Ante la caída en los precios del petróleo y la congruente reducción en el gasto público anunciada el viernes por el secretario de Hacienda, Luis Videgaray, además de la cancelación de los trenes México-Querétaro y transpeninsular, conviene también plantearse seriamente la cancelación de la red compartida en la banda de los 700 MHz, que debería entrar en operación en el 2018.

Los promotores de este elefante blanco, Juan Molinar Horcasitas, ex secretario de Comunicaciones y Transportes; Mony de Swaan, ex presidente de la Cofetel, y Luis Lucatero, infiltrado de ambos en el IFT, han repetido una y otra vez -con una vehemencia que más que convicción denota interés personal- que este proyecto buscaría constituirse como un instrumento para llevar servicios de telecomunicaciones a lugares desatendidos. Lo cierto es que se trata de una apuesta alta y de dudoso éxito.

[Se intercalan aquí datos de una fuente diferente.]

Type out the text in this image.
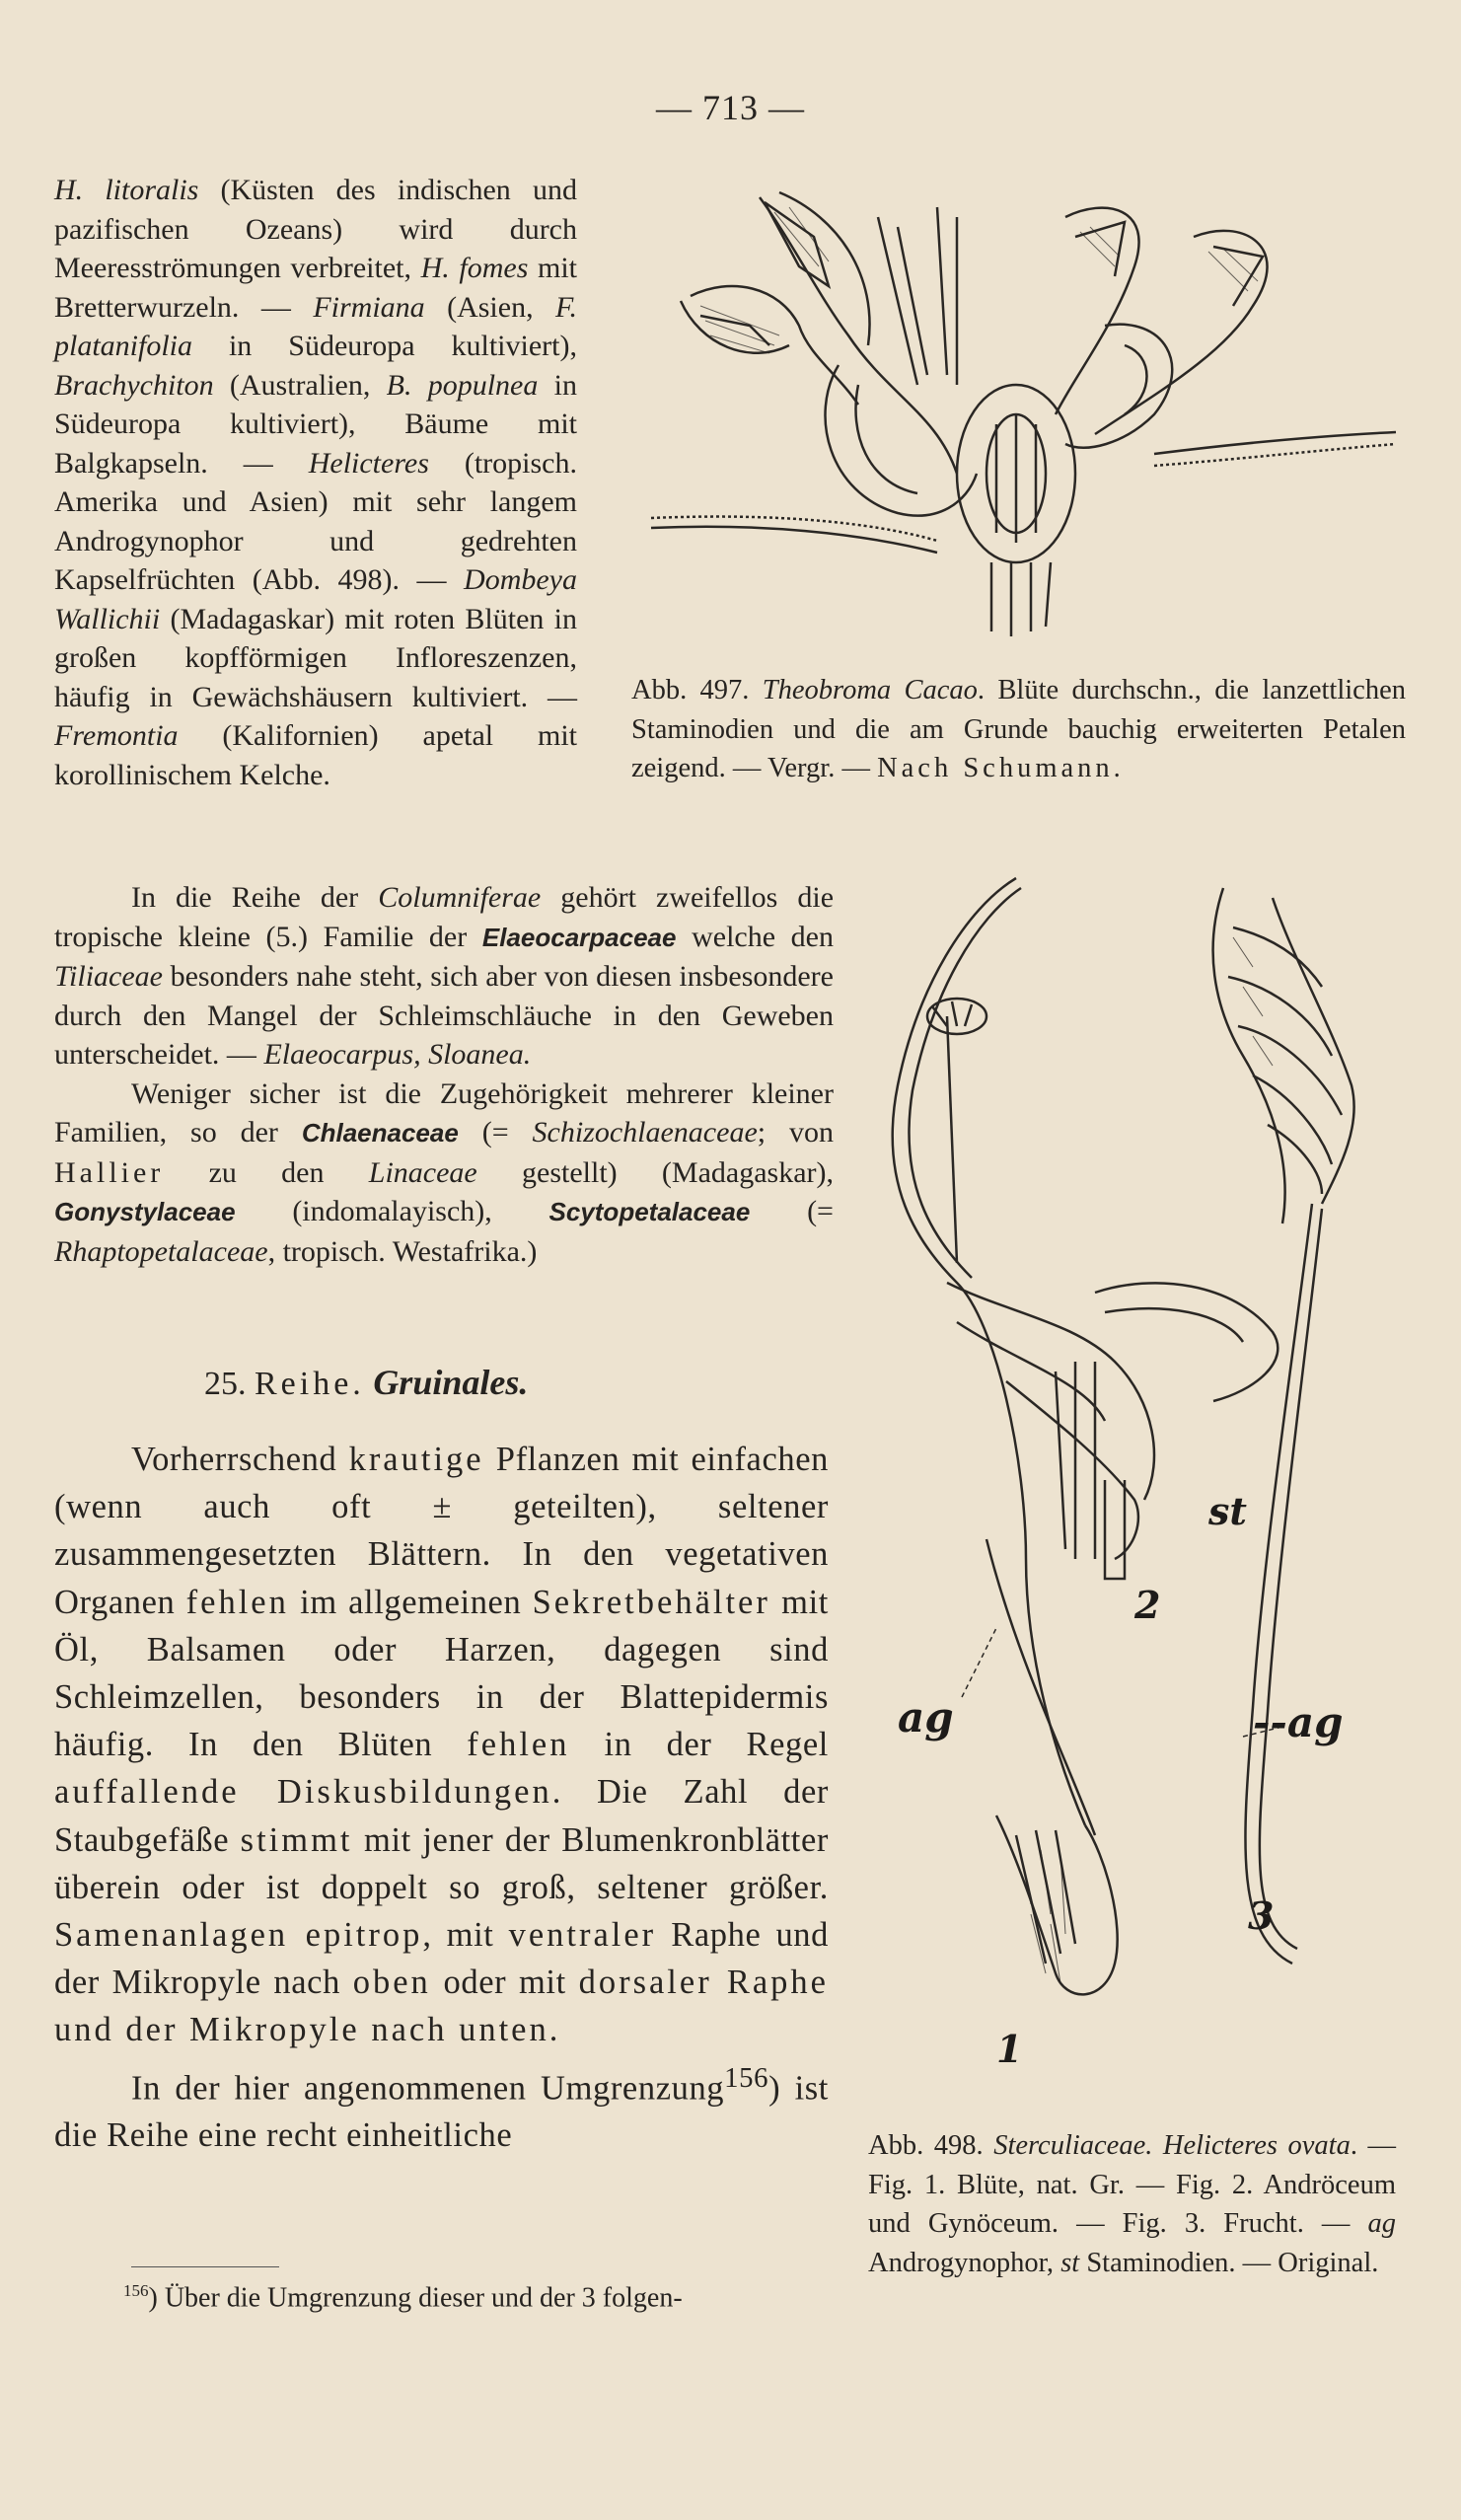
— 713 —

H. litoralis (Küsten des indischen und pazifischen Ozeans) wird durch Meeresströmungen verbreitet, H. fomes mit Bretterwurzeln. — Firmiana (Asien, F. platanifolia in Südeuropa kultiviert), Brachychiton (Australien, B. populnea in Südeuropa kultiviert), Bäume mit Balgkapseln. — Helicteres (tropisch. Amerika und Asien) mit sehr langem Androgynophor und gedrehten Kapselfrüchten (Abb. 498). — Dombeya Wallichii (Madagaskar) mit roten Blüten in großen kopfförmigen Infloreszenzen, häufig in Gewächshäusern kultiviert. — Fremontia (Kalifornien) apetal mit korollinischem Kelche.

In die Reihe der Columniferae gehört zweifellos die tropische kleine (5.) Familie der Elaeocarpaceae welche den Tiliaceae besonders nahe steht, sich aber von diesen insbesondere durch den Mangel der Schleimschläuche in den Geweben unterscheidet. — Elaeocarpus, Sloanea.

Weniger sicher ist die Zugehörigkeit mehrerer kleiner Familien, so der Chlaenaceae (= Schizochlaenaceae; von Hallier zu den Linaceae gestellt) (Madagaskar), Gonystylaceae (indomalayisch), Scytopetalaceae (= Rhaptopetalaceae, tropisch. Westafrika.)

25. Reihe. Gruinales.

Vorherrschend krautige Pflanzen mit einfachen (wenn auch oft ± geteilten), seltener zusammengesetzten Blättern. In den vegetativen Organen fehlen im allgemeinen Sekretbehälter mit Öl, Balsamen oder Harzen, dagegen sind Schleimzellen, besonders in der Blattepidermis häufig. In den Blüten fehlen in der Regel auffallende Diskusbildungen. Die Zahl der Staubgefäße stimmt mit jener der Blumenkronblätter überein oder ist doppelt so groß, seltener größer. Samenanlagen epitrop, mit ventraler Raphe und der Mikropyle nach oben oder mit dorsaler Raphe und der Mikropyle nach unten.

In der hier angenommenen Umgrenzung$^{156}$) ist die Reihe eine recht einheitliche

$^{156}$) Über die Umgrenzung dieser und der 3 folgen-
st
2
ag	--ag
3
1

Abb. 497. Theobroma Cacao. Blüte durchschn., die lanzettlichen Staminodien und die am Grunde bauchig erweiterten Petalen zeigend. — Vergr. — Nach Schumann.

Abb. 498. Sterculiaceae. Helicteres ovata. — Fig. 1. Blüte, nat. Gr. — Fig. 2. Andröceum und Gynöceum. — Fig. 3. Frucht. — ag Androgynophor, st Staminodien. — Original.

Ningún otro país, salvo Ruanda, ha emprendido un proyecto similar, y ciertamente de mucho menores proporciones. Absolutamente todos los países a los que México aspira a parecerse han licitado a empresas privadas la banda de los 700 MHz, recaudando miles de millones de dólares:

 Red compartida

Dado el número de MHz disponibles en México, nuestra población y composición demográfica, el gobierno federal podría recaudar cerca de 10,000 millones de dólares, que podrían invertirse en programas de salud, educación, asistencia social, entre otros. Adicionalmente, en lugar de monopolizar en un ente público 90 MHz del espectro más valioso dada la tecnología actual, podrían asignarse tres paquetes de 30 MHz entre tres operadores privados, lo cual sin duda alguna implicaría un aprovechamiento mucho más eficiente del espectro. Adicionalmente, el erario recibiría anualmente el pago por derechos de espectro.

Ahora, tal como está diseñada, esta red sólo puede operar con teléfonos inteligentes. El gobierno ya está regalando televisiones digitales. ¿Pretende también regalar teléfonos inteligentes? Ante la contracción en el gasto, sería un verdadero despropósito.

Hay también serias dificultades técnicas. Por ejemplo, la limitada disponibilidad de dispositivos y teléfonos inteligentes que además de la banda de 700 MHz (banda 28) puedan operar en las bandas del espectro radioeléctrico asignadas en nuestro país, es decir, en las bandas de 850 MHz (banda 5), 1900 MHz (banda 2) y 1700/2100 MHz (banda 4), y que a su vez cuenten con un precio accesible para los posibles usuarios de la red.

Los promotores de la red compartida han dicho que asignar los 2x45 MHz de la banda 700 MHz (banda 28) a un solo operador mayorista permitirá ofrecer mayores velocidades a través de la agregación de portadoras; sin embargo, la especificación técnica ETSI TS 136 101 no considera la agregación de portadoras para la banda 28 en ninguna de sus tres modalidades: intrabanda contigua (Tabla 5.5A-1), interbanda (Tabla 5.5A-2) e intrabanda no contigua (Tabla 5.5A-3), siendo muy poco probable que sea considerada la modalidad intrabanda debido a la demanda casi nula a nivel mundial. Es decir, los actuales operadores no podrán integrar en sus redes los servicios 2G, 3G y los 4G LTE, lo cual nos llevaría al absurdo de que los usuarios necesitarían dos teléfonos, uno para 2G y 3G y otro para la banda 700 4G. Aferrarse a un proyecto fallido devendría en un incumplimiento de la Constitución, con las consecuentes responsabilidades para los funcionarios involucrados, como en el caso de la Línea 12.